Palestinian health authorities say more than 22,000 people have been killed in Israeli air strikes since 7 October, most of them children and women. Israeli bombs have laid much of the occupied Palestinian territory to waste. Thousands more Palestinians are buried under the rubble of their homes and other civilian infrastructure. Nearly all the enclave’s 2.3 million people have been driven from their homes, many several times, creating a humanitarian disaster, as most are homeless and acutely short of food, water, medicine and fuel.

Eli Cohen, Israel’s outgoing foreign minister, said on Sunday that his country is prepared to let ships deliver aid to the war-ravaged enclave “immediately”.

Cyprus is situated some 370 km (230 miles) north-west of Gaza; it is the closest EU member state to the region.

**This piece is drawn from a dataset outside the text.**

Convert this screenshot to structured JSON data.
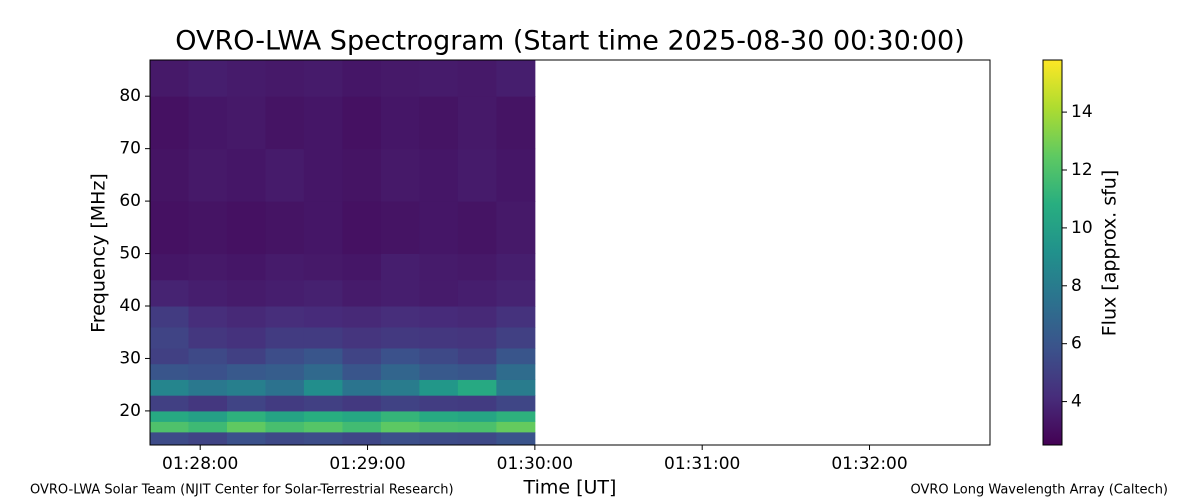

Its plan is meant to expand capacity for humanitarian relief to the Gaza Strip beyond limited deliveries now being made overland through Rafah.

Any direct sailings to Gaza with Israel’s consent would mark the first easing of an Israeli naval blockade imposed on Gaza since 2007 after Hamas won the 2006 Palestinian Legislative election and then thwarted an attempted coup backed by the US and Israel.

However, underscoring the logistical challenges that direct delivery of aid by sea will face, the British Royal Fleet auxiliary ship RFA Lyme Bay which offloaded thermal blankets, shelter packs and medicine in Egypt on Monday was at sea for at least 10 days awaiting clarification about whether it could sail directly to Gaza, sources with knowledge of the situation said. The direct route is not currently useable due to requirements including security matters which have “not been met at this point in time”, one of those sources said. “The situation is very dynamic and we will continue to deliberate with all relevant stakeholders on the best time and way to operationalise the initiative.”